Laboratory of Clinical Nuclear Medicine, Department of Nuclear Medicine, West China Hospital, Sichuan University, No. 37 Guo Xue Alley, Chengdu, 610041, China.
Machine Intelligence Laboratory, College of Computer Science, Sichuan University, Chengdu, 610065, China.
BMC Med Imaging. 2021 Sep 4;21(1):131. doi: 10.1186/s12880-021-00662-9.
We aimed to construct an artificial intelligence (AI) guided identification of suspicious bone metastatic lesions from the whole-body bone scintigraphy (WBS) images by convolutional neural networks (CNNs).
We retrospectively collected the Tc-MDP WBS images with confirmed bone lesions from 3352 patients with malignancy. 14,972 bone lesions were delineated manually by physicians and annotated as benign and malignant. The lesion-based differentiating performance of the proposed network was evaluated by fivefold cross validation, and compared with the other three popular CNN architectures for medical imaging. The average sensitivity, specificity, accuracy and the area under receiver operating characteristic curve (AUC) were calculated. To delve the outcomes of this study, we conducted subgroup analyses, including lesion burden number and tumor type for the classifying ability of the CNN.
In the fivefold cross validation, our proposed network reached the best average accuracy (81.23%) in identifying suspicious bone lesions compared with InceptionV3 (80.61%), VGG16 (81.13%) and DenseNet169 (76.71%). Additionally, the CNN model's lesion-based average sensitivity and specificity were 81.30% and 81.14%, respectively. Based on the lesion burden numbers of each image, the area under the receiver operating characteristic curve (AUC) was 0.847 in the few group (lesion number n ≤ 3), 0.838 in the medium group (n = 4-6), and 0.862 in the extensive group (n > 6). For the three major primary tumor types, the CNN-based lesion identifying AUC value was 0.870 for lung cancer, 0.900 for prostate cancer, and 0.899 for breast cancer.

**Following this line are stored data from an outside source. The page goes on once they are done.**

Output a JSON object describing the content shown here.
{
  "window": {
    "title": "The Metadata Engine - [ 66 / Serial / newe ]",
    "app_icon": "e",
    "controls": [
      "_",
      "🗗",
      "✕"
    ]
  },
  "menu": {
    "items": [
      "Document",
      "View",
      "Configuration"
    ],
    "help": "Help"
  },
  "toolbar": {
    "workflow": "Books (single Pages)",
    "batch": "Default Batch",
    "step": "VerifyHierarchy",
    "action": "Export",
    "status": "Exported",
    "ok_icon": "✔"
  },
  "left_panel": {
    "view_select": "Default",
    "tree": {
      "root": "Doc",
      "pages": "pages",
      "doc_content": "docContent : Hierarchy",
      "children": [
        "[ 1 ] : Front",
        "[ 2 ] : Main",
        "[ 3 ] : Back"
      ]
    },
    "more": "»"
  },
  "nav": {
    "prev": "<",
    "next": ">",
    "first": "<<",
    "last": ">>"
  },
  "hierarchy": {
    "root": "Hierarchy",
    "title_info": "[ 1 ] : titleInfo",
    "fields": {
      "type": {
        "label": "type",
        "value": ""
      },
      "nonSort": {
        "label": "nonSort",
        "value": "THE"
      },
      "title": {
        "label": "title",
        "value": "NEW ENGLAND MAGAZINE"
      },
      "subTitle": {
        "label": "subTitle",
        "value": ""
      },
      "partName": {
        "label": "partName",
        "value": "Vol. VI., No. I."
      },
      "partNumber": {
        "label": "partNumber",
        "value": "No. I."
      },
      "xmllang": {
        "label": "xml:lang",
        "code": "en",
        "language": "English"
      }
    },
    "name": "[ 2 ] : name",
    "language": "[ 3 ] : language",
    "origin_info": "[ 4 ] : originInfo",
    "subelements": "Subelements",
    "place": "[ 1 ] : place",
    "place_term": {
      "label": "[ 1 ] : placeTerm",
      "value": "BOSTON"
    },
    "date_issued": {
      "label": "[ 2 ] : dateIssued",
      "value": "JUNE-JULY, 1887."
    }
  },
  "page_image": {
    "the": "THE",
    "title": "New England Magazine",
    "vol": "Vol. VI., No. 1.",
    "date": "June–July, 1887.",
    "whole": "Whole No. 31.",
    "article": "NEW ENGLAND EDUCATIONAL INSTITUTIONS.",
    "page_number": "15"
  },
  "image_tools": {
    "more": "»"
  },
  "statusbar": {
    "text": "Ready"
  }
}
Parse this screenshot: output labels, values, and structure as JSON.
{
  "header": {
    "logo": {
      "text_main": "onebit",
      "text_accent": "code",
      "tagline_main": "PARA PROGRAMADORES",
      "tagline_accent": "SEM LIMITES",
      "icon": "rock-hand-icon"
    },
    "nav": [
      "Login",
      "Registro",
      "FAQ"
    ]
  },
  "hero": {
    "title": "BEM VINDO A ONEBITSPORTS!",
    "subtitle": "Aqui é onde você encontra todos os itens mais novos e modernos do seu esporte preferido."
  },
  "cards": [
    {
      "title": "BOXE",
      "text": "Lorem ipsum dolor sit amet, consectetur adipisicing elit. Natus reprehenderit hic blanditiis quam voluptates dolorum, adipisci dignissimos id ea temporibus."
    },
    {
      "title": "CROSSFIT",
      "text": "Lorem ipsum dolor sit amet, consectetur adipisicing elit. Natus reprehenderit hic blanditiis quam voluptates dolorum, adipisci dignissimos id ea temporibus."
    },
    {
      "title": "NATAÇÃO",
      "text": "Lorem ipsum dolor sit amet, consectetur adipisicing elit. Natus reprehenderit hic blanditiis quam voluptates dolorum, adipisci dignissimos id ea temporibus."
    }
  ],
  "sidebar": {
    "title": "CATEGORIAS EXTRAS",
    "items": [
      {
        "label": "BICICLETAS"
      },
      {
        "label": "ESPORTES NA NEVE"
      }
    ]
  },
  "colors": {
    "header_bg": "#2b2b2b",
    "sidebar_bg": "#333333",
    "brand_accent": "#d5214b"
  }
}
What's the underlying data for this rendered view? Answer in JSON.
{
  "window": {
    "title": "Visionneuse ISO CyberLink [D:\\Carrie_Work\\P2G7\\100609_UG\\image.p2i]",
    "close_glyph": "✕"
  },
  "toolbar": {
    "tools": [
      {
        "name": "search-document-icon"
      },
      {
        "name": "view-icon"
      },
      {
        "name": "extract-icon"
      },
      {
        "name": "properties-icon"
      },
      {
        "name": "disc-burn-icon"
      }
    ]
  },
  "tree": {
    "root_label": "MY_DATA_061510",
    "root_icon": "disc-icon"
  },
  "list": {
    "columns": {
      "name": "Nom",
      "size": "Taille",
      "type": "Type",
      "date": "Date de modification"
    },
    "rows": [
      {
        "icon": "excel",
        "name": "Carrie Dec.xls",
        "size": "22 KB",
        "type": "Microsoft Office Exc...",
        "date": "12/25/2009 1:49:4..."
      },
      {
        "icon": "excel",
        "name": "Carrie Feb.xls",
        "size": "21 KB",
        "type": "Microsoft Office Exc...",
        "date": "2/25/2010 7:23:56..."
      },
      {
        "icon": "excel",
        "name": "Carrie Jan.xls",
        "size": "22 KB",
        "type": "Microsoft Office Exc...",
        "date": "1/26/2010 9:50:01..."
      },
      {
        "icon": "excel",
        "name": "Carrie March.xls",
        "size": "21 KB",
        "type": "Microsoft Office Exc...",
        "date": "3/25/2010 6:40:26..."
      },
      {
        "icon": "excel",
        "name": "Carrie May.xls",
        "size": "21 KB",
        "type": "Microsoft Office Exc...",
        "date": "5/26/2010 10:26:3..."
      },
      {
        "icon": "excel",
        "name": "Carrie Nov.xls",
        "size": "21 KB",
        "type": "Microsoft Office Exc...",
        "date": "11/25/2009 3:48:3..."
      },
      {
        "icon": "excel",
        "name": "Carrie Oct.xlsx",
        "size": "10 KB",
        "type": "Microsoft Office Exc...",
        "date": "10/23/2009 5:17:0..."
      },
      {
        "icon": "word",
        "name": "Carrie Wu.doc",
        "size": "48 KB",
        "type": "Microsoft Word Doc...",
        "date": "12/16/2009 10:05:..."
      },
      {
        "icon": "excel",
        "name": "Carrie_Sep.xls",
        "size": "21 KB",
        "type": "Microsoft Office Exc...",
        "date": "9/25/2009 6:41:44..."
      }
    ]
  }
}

The CNN model suggests potential in identifying suspicious benign and malignant bone lesions from whole-body bone scintigraphic images.
我们旨在通过卷积神经网络(CNN)构建一种从全身骨闪烁显像(WBS)图像中识别可疑骨转移病变的人工智能(AI)引导方法。
我们回顾性收集了 3352 例恶性肿瘤患者经 Tc-MDP WBS 图像证实的骨病变。由医师手动描绘 14972 个骨病变,并将其标注为良性和恶性。通过五重交叉验证评估所提出的网络的基于病变的区分性能,并与其他三种用于医学成像的流行 CNN 架构进行比较。计算平均灵敏度、特异性、准确性和受试者工作特征曲线(ROC)下的面积(AUC)。为深入研究本研究的结果,我们进行了亚组分析,包括病变负担数量和肿瘤类型,以评估 CNN 的分类能力。
在五重交叉验证中,与 InceptionV3(80.61%)、VGG16(81.13%)和 DenseNet169(76.71%)相比,我们提出的网络在识别可疑骨病变方面达到了最佳的平均准确性(81.23%)。此外,CNN 模型的基于病变的平均灵敏度和特异性分别为 81.30%和 81.14%。基于每个图像的病变负担数量,ROC 曲线下的面积(AUC)在病变数量较少的组(病变数量 n≤3)中为 0.847,在病变数量中等的组(n=4-6)中为 0.838,在病变数量较多的组(n>6)中为 0.862。对于三种主要的原发性肿瘤类型,基于 CNN 的病变识别 AUC 值分别为肺癌 0.870、前列腺癌 0.900 和乳腺癌 0.899。
CNN 模型有望从全身骨闪烁显像图像中识别可疑的良性和恶性骨病变。